Interesting article below by Dani Garavelli from Scotland on Sunday, entitled "Lacking Dutch Courage". I will be charitable and assume from the use of past tense that Dani no longer regards members of UKIP as wild eyed oddballs. The really telling paragraph however comes right at the end. With the sentiments in this last paragraph I agree 100%
IT'S weird and somewhat unsettling to find yourself allied with members of UKIP you previously regarded as wild-eyed oddballs, and with Tory peers whose very existence you disapprove of. And it is bewildering to feel the need to rally to the defence of as distasteful a figure as Geert Wilders. But convictions are convictions, no matter how odious the personalities of those who set out to test the limits of them. And freedom of speech is one of those convictions that go to the very heart of what it used to mean to be British. This is something the Government seems to have overlooked in its eagerness to get the rabble-rousing Dutch MP off its soil before his anti-Islamic opinions stirred up religious division in a country already riven by them.
Far from highlighting its liberal credentials, the way it capitulated in the face of a prospective Muslim backlash showed how far the country has travelled since the publication of Salman Rushdie's The Satanic Verses in 1988 prompted Iran to issue a fatwa against him. Back then, the Government of the day was prepared to break diplomatic relations with a foreign power to protect the rights of individuals to insult religions. This Government doesn't even have the gumption to take on a handful of extremists within its own borders.
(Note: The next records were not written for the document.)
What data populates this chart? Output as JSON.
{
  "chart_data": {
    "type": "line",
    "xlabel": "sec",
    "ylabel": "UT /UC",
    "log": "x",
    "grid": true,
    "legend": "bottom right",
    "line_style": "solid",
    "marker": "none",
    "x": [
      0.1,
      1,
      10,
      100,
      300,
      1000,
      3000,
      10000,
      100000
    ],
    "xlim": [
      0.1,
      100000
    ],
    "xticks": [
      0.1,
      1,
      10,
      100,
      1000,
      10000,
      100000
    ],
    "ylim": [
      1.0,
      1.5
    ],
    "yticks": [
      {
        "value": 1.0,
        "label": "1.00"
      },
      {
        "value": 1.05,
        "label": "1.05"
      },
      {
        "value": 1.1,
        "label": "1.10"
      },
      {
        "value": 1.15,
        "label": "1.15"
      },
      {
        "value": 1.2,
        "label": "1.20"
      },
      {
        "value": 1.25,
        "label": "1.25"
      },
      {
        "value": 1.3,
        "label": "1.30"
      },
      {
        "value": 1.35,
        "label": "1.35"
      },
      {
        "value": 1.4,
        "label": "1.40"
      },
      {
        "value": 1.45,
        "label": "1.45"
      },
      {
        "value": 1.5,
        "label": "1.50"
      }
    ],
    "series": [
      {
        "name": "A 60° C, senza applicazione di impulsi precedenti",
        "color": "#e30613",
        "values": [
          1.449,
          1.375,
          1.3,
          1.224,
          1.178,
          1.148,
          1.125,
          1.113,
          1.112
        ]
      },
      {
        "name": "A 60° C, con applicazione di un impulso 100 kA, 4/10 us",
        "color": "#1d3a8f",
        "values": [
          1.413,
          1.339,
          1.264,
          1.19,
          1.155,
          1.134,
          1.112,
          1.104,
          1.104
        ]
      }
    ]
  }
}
It isn't as if the pendulum has swung that far since the Rushdie affair – that where once we sought to protect the rights of people to offend, we now protect the rights of people not to be offended. If that were the case, buses wouldn't be allowed to carry slogans saying: "There's probably no God. Now stop worrying and enjoy your life"; and everything from the plaster cast of Christ with an erection exhibited last year in Newcastle's Baltic Vaults, to Jerry Springer: the Opera would be banned.
Thank goodness they're not. After all, religious arrogance ought to be challenged and the world would be a lot less vibrant place if it weren't for the clash of ideologies, even when the differences are expressed in intemperate language.
I have no problem with comedians, humanists or politicians having a go at clergymen who oppose gay rights, abortion or the ordination of women.
But it is strange to live in a country where Christian sensitivities are ridiculed, while Islamic ones are pandered to; a country where the right of Orangemen to walk through Catholic heartlands (and Catholics to march through Protestant ones) is defended to the death, but an elected member of a friendly country who has been invited to the UK by members of the House of Lords can be thrown out for voicing his controversial opinions.
But then the very showy ejection of Wilders was not motivated by a desire to protect religious freedoms, it was motivated by the fear of those who do not accept that with democracy comes the right to comment, criticise and lampoon.
It mattered not that turning the Dutch MP back guaranteed his 17-minute film Fitna would be seen by three million people – via YouTube – rather than a handful of peers, because the point was not to stop the dissemination of his opinions, so much as to underline Labour's disapproval of them.
Admittedly, Wilders made it easy for them by being so loudly provocative. Demanding freedom of speech for yourself, while calling for the Koran to be banned, is both unpleasant and intellectually unsustainable. And anyone who has ever said, "I believe we have become too tolerant of the intolerant" virtually invites the response "OK, then, get lost."
I don't like the way Wilders chose to make his film; interspersing images of terrorist atrocities with lines from the holy book of Islam was gratuitously emotive. I believe he should do more to distinguish between the minority of fundamentalists who support the jihad, and the more moderate believers who make up the majority of Muslims across the globe.
And of course I think his call to halt Muslim immigration and ban the building of mosques and Islamic schools is repellent. But I do think other people need to distinguish between the expression of hostility towards a particular religion and inciting hatred of individual followers.
Yes, Wilders is clearly less than enamoured with Islam: just as Donald Findlay is less than enamoured with Catholicism; and Richard Dawkins is less than enamoured with all religion. And, just like them, he uses rhetoric which is often scathing and contemptuous. But is his central premise – that verses from the Koran have been used to justify acts of terrorism – really so outlandish? Or does portraying him as a bigoted madman just obviate our responsibility to take this difficult issue on board? And doesn't the fact that Gordon Brown appears to be so scared of engaging in any kind of debate on Islamic fundamentalism almost prove his point: that our civil liberties are being jeopardised by those who think the answer to having their beliefs challenged is to threaten civil disorder?
Personally, I think that's a legitimate topic for debate amongst Islamic as well as indigenous communities. But even if I didn't, I would think Wilders should be allowed to speak.
One thing that particularly perturbs me about this whole affair is Liberty's deafening silence. Why has Shami Chakrabarti, so strong and articulate when it comes to the torture of inmates at Guantanamo Bay, not spoken out on an issue which is central to her cause? It strikes me it may be because increasingly freedom of speech in this country means the right of those who belong to the liberal consensus to castigate, satirise and offend those who oppose it. And that's no freedom of speech at all.